The Past
From Above

Aerial Photographs of
Archaeological Sites

Georg Gerster
Charlotte Trümpler,
Editor

(The J. Paul Getty Museum)
Almost 250 archaeological sites are pictured here, in full color, from above. Some are startling ... such as the 2,000 year old Pont-du-Gard of France [Fig. 1] or the astounding collection of temples at Angkor Thom, Cambodia, dating from 700 years ago. Each full-page full color photograph is given a 300 word run-down, along with a list of books or monographs that can be consulted for further information.

Some of these sites look like they belong on the moon, such as a "spring cone" from Iran. As far as we can tell, the verbal description may have come from another planet, too:

    [It] rises up from a stony calcareous sinter plateau 3km from Takht-i Suleiman ('Solomon's Throne', no. 18) .... The crater provides a textbook example of what the spring lake of Takht-i Suleiman, which may have come into existence after it, looks like from the inside.

Some of the more famous artifacts of the past don't look like they merit our time or attention. Stonehenge looks like the 18th hole of the National Golf Club at Augusta, while Morocco's ruins at Lixus appear like curlicues made by beach buggies on Padre Island. It might be the height of the plane, the balloon, the glider or the wings that were used to make the shot possible. It could be the angle, or, as important, the hour of the day that the photograph was taken.
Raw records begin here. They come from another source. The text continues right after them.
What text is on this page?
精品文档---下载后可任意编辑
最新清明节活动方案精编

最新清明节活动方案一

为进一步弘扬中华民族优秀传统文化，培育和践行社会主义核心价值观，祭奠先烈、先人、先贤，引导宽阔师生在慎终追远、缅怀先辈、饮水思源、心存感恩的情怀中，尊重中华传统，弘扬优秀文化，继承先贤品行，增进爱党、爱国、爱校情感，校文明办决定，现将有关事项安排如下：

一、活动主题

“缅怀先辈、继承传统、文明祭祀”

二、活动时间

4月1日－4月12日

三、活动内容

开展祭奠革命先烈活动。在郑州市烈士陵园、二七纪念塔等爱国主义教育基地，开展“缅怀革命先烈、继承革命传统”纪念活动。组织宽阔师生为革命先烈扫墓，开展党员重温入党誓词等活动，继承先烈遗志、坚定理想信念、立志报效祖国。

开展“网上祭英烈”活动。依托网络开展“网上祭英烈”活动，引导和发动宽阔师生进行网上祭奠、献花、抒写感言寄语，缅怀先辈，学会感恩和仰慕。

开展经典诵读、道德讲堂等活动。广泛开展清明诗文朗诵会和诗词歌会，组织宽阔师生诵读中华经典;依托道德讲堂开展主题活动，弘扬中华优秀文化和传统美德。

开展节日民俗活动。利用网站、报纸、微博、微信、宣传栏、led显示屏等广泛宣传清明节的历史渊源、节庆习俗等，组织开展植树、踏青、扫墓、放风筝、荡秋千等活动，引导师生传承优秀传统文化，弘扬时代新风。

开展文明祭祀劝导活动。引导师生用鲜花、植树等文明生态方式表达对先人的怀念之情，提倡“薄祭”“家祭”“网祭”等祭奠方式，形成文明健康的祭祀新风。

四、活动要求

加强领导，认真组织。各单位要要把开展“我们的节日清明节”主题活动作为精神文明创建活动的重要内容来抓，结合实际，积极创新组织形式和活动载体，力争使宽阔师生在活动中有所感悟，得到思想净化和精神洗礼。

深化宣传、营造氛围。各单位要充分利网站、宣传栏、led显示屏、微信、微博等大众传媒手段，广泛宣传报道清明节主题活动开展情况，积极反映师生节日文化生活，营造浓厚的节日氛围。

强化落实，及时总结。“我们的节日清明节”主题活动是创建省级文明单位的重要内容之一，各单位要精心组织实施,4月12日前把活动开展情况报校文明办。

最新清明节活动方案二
The Omayyad Palace looks to be a couple of grain silos from Omaha turned sideways and planted on the ground, but it becomes impressive if not mysterious because of the late-afternoon colors and shadows cast by a dying sun. At the same time, the sanctuary at Sanxay, France from the second century --- beautiful if you are on the ground --- appears not so different from what you might see flying over Eupora, Mississippi on a hot summer afternoon.

There are many of these pictures, however, that are worth writing home about, if not visiting. The Great Wall of China is just that: a great, stark, wild snake crossing a viciously inhospitable countryside. And in the final part of the catalogue, under "Mysterious Grandeur," we come upon [Fig. 2] a wild man, planted on a hillside, complete with club and improbable stony erection. He is to be found at Cerne Abbas, Dorset, England. The notes explain that no one really knows what the hell this maybe 300-year-old, maybe 1,800-year-old figure is all about, although, no kidding, the text suggests that it might have something to do with fertility, and couples who wanted babies were said to have joined forces on the mammoth ridge of the membrum vitale to insure an appropriate outcome.

An unexpected bonus in The Past from Above are the chapter headings, complete with sardonic quotes. Chapter Six, "Frontier Walls to Keep People Out (and In) --- Limes Pursuing Politics by Other Means --- Battlefields" comes with two mots. One is from Herodotus:

    Peace is the time when sons bury their fathers. War is the time when fathers bury their sons.

And this one comes from the omnipresent Anon:

    A war leaves behind it three armies in a country: an army of cripples, an army of mourners, and an army of thieves.